Now the condition that $T^*T = TT^*$ yields the following equations in $A,B$ and $D$. $$ \begin{split} AA^*+BB^*&= A^*A, \\ BD^* &= A^*B\\ DB^* &= B^*A\\ DD^* &= B^*B+D^*D \end{split} $$ Now $\text{Mat}_n(\mathbb C)$ carries an inner product given by $\langle A,B \rangle = \text{tr}(AB^*) = \text{tr}(B^*A)$. Indeed if $A = (a_{ij})$ and $B = (b_{ij})$ then $\text{tr}(AB^*) = \sum_{i=1}^n (AB^*)_{ii} = \sum_{i,j=1}^n a_{ij}\bar{b}_{ij}$, thus the inner product is just what one obtains by identifying $\text{Mat}_n(\mathbb C)$ with $\mathbb C^{n^2}$.

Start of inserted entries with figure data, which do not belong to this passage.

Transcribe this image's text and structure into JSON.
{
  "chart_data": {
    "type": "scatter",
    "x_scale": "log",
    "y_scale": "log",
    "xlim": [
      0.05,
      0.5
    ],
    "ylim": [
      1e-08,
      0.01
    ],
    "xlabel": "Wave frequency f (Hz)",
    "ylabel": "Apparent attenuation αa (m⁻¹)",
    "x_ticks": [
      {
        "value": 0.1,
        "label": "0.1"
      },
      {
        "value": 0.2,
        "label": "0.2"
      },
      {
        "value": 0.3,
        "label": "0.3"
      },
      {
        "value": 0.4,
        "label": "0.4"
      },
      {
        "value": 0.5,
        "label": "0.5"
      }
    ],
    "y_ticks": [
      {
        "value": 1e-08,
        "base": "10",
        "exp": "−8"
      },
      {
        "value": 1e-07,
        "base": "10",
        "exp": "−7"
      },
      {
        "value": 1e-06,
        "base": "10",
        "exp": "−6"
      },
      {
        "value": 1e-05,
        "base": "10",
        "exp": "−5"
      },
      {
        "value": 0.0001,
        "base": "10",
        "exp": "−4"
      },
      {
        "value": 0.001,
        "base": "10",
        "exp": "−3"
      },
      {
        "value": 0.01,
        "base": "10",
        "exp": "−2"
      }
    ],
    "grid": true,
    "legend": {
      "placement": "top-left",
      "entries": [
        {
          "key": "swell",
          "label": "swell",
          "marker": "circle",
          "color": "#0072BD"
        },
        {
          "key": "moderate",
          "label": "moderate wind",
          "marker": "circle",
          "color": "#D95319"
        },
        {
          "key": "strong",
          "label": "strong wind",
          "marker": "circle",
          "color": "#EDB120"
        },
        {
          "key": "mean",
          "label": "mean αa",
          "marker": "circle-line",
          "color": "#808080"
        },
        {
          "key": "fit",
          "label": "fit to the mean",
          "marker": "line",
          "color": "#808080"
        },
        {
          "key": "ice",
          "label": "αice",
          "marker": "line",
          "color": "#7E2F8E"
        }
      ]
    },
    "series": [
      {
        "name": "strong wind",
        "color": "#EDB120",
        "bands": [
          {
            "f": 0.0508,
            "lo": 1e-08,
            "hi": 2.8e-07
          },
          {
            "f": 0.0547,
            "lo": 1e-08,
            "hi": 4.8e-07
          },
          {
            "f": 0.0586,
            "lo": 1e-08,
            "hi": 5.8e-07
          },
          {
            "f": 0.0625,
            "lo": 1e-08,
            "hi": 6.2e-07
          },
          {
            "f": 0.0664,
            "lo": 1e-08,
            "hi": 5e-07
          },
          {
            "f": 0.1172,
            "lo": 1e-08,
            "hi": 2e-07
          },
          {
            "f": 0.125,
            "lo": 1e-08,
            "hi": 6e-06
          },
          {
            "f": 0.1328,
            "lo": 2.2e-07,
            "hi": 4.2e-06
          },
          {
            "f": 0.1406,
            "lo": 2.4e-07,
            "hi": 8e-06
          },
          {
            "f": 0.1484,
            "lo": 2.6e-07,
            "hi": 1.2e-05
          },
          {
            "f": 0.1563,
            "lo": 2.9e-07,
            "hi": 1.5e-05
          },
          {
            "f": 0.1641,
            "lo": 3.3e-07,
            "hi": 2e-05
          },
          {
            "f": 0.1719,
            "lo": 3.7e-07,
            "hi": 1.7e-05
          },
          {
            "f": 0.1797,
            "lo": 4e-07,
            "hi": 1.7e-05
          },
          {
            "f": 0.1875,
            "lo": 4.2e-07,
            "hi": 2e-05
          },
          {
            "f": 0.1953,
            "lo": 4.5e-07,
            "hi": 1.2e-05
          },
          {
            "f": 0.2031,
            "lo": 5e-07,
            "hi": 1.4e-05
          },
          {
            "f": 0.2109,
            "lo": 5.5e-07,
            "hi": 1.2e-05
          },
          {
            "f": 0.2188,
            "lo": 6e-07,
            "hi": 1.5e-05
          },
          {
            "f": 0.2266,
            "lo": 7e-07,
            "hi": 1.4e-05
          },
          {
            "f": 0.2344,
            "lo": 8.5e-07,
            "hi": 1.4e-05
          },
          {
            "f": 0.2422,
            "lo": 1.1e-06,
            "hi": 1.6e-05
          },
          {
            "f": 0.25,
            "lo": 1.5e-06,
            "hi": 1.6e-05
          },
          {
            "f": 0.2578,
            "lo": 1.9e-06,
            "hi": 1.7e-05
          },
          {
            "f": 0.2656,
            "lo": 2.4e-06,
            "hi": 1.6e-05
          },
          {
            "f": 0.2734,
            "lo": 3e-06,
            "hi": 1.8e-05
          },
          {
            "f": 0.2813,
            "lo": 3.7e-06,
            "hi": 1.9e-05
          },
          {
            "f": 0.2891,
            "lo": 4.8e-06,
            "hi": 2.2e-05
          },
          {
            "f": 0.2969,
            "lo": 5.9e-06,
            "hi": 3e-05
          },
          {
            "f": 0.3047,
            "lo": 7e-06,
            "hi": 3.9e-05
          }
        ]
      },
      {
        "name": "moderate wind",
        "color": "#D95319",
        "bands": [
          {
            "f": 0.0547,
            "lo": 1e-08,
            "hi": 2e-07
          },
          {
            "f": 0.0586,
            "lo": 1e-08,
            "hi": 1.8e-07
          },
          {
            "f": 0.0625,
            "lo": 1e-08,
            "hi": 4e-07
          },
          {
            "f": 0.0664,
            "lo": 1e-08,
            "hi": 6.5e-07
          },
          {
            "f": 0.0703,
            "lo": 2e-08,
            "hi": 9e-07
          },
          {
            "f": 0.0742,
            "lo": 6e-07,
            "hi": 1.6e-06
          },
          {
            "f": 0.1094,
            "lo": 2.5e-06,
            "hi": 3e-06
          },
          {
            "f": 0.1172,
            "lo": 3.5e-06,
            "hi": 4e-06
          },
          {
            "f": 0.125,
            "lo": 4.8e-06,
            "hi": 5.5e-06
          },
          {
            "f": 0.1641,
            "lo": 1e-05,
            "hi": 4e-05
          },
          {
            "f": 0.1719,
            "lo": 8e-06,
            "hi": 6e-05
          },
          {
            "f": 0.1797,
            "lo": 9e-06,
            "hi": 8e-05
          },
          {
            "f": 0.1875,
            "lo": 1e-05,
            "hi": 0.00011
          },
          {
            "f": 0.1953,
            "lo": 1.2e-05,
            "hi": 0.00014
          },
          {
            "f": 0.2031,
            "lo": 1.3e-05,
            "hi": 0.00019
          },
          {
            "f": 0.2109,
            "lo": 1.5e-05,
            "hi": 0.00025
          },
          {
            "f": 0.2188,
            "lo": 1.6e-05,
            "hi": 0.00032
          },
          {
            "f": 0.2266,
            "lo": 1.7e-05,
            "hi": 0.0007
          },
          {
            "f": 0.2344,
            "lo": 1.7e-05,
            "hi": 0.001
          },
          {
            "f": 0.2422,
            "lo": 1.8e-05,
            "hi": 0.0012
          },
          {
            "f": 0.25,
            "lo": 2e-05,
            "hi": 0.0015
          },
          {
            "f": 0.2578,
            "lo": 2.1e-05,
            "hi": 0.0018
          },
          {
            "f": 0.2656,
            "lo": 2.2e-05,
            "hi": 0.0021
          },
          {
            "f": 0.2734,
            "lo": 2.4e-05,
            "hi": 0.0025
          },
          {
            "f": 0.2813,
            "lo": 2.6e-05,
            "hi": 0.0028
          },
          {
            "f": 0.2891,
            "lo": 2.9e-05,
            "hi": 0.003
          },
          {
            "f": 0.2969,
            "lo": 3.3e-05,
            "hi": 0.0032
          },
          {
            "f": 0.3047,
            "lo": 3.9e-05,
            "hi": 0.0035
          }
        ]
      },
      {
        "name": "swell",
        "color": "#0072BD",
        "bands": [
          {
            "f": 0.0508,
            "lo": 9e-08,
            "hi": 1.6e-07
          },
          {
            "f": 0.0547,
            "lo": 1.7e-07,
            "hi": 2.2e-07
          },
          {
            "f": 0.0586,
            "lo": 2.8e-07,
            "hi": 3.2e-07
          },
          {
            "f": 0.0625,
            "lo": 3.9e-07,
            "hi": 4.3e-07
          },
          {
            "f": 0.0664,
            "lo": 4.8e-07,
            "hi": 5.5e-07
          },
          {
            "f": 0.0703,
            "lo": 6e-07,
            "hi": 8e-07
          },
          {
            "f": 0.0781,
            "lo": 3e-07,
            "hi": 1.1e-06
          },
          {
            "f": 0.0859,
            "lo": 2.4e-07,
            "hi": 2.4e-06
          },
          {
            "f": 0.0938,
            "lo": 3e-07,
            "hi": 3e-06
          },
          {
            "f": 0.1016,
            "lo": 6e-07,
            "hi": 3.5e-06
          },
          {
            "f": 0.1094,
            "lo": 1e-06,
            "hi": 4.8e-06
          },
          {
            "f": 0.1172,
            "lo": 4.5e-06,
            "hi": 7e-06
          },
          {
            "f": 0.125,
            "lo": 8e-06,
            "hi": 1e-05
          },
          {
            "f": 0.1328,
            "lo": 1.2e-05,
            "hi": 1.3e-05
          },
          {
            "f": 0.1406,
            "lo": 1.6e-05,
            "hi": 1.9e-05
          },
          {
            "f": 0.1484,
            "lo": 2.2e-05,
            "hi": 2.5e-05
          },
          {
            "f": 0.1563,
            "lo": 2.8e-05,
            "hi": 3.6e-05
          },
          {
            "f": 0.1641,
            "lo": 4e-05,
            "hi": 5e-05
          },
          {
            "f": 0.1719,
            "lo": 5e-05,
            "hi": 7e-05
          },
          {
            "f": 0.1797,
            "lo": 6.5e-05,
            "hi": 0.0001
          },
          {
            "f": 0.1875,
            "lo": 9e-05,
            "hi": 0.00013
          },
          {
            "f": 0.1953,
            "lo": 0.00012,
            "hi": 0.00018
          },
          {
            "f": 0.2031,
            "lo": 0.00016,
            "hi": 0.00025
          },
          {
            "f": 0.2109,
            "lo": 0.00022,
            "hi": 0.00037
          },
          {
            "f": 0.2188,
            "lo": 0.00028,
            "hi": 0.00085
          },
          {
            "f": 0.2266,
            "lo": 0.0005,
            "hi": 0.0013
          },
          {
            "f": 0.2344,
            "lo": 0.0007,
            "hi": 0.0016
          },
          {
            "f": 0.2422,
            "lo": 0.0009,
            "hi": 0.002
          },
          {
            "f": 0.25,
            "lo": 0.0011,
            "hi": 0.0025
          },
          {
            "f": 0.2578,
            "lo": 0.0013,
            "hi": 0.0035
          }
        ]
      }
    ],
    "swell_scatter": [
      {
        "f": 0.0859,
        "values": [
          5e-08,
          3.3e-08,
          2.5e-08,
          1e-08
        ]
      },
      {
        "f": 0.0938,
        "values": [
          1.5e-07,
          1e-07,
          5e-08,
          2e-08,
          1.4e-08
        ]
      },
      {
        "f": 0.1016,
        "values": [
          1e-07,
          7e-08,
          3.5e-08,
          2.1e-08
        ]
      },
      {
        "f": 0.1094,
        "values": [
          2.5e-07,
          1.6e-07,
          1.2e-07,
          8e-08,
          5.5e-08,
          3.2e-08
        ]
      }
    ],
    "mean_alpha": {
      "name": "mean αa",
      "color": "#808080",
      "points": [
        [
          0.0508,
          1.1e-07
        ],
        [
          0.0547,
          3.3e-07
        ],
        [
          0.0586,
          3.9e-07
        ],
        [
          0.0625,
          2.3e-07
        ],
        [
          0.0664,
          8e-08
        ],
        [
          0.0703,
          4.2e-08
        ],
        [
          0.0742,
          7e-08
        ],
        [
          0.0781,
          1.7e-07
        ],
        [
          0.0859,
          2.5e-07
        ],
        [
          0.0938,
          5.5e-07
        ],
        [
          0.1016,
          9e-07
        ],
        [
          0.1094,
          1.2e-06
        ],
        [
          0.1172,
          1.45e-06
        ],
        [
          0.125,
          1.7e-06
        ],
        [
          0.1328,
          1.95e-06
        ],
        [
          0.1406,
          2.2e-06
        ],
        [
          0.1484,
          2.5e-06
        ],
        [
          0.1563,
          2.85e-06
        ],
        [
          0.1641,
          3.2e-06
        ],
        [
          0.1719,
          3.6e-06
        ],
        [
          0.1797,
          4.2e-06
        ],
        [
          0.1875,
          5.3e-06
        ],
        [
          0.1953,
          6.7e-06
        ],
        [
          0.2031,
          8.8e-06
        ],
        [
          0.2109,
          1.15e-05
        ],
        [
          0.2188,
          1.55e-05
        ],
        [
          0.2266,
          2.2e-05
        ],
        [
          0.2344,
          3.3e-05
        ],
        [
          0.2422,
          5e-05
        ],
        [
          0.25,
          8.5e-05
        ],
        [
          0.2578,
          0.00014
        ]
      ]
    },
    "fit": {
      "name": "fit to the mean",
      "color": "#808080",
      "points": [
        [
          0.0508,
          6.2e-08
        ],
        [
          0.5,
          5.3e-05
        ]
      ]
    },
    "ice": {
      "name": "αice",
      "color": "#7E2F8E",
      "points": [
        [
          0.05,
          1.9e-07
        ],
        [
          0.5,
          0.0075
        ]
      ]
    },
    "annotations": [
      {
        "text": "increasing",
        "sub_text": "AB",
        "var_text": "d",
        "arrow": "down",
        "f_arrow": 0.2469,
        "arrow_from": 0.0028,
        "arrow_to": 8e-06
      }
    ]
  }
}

But now the first of the above 4 equations implies that $\text{tr}(AA^*)+ \text{tr}(BB^*) = \text{tr}(A^*A)$. Since $\text{tr}(AA^*) = \text{tr}(A^*A)$, it follows that $\text{tr}(BB^*)=\langle B,B \rangle = 0$, and hence by definiteness, $B=0$. This immediately implies that $AA^*=A^*A$ and $DD^*= D^*D$, that is, $A$ and $D$ are normal matrices.